First, participants rated words on a scale from 1 (bright) to 5 (dark). They agreed with our own division of the words into a set of words conveying brightness (rated darkness: M = 0.84, SD = 0.2) and a set of words conveying darkness (rated darkness: M = 3.00, SD = 0.24), t(64) = 36.43, p < .001 (independent-samples t test). Second, we found a strong and reliable correlation between brightness and valence (r = .89, p < .001), such that words conveying brightness were rated as being more positive than words conveying darkness. Valence probably has no effect on pupil size beyond that of emotional intensity; that is, pupils dilate similarly in response to negative and positive stimuli of equal emotional intensity (Collins, Ellsworth, & Helmreich, 1967). The correlation between brightness and valence was so strong that we could not control for it statistically. Therefore, we conducted a control experiment in which we looked at the pupillary response to positive and negative words that had no association with brightness. This experiment confirmed that valence has no notable effect on pupil size (see the Supplemental Material): A default Bayesian two-sided one-sample t test conducted on a per-participant basis provided substantial evidence for the null hypothesis (BF = 4.9 in support of no effect); a default Bayesian two-sided independent-samples t test conducted on a per-word basis also provided substantial evidence for null hypothesis (BF = 3.0 in support of no effect). (If valence had been a confound in our main experiments, pupils would have been considerably larger in response to negative words than to positive words.) This control experiment also showed that emotional intensity (i.e., deviation from neutral valence) strongly affected pupil size, such that participants’ pupils were largest in response to emotionally intense words (from 810 ms until trial end)—regardless of whether words were intensely positive or intensely negative.

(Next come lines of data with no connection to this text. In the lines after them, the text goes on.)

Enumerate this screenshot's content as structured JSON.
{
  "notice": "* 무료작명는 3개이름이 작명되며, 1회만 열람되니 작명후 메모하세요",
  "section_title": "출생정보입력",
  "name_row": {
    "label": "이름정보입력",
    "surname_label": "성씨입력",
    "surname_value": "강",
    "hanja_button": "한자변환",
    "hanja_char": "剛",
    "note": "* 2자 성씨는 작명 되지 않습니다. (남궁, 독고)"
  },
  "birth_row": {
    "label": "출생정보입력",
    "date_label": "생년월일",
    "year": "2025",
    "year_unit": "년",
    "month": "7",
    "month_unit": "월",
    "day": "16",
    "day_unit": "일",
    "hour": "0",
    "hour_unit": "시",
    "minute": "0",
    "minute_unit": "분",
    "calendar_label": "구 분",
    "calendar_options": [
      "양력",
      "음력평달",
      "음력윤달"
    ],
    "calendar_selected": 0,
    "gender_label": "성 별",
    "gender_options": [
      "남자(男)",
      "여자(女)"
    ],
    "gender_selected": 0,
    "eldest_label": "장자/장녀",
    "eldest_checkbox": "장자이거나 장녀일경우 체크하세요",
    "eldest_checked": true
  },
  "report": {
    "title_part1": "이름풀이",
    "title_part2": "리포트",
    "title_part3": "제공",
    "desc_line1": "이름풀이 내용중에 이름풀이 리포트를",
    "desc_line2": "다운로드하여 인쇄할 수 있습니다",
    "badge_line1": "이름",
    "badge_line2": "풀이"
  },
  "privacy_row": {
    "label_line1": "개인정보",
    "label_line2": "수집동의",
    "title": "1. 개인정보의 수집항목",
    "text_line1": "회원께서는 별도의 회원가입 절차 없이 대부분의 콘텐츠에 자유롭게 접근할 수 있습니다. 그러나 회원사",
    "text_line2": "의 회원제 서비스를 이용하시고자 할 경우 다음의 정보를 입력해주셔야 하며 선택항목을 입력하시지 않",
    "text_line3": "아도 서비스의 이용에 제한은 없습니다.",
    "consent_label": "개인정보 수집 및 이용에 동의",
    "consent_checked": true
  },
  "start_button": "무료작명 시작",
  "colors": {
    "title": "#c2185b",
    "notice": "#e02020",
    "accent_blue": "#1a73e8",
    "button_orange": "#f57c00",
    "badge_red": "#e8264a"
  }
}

Third, we found a weak but reliable correlation between brightness and emotional intensity (r = .22, p = .027), such that bright words were rated as being more emotionally intense than dark words; given the results from our control experiment (see also Goldwater, 1972), this finding would drive an effect in the opposite direction from the effect that we observed, because emotionally intense stimuli (bright words in our case) trigger a strong pupillary dilation. Given that the correlation between brightness and emotional intensity was only weak, we could take the effect of emotional intensity into account statistically by conducting a control analysis that was identical to the regression analysis described earlier but included emotional intensity as control predictor. Conducted using the same criteria as described earlier, this analysis again revealed in both experiments an effect of brightness that was reliable and in the expected direction. During the visual experiment, the effect was observed between 1,260 and 2,590 ms after word onset; during the auditory experiment, the effect was observed between 830 and 1,460 ms. In the auditory experiment, we also observed an effect between 90 and 330 ms; given that this effect was small and extremely early, it was probably spurious. In summary, it is theoretically and statistically unlikely that the effect of semantic brightness on pupil size was driven by differences in the valence and emotional intensity of our stimuli.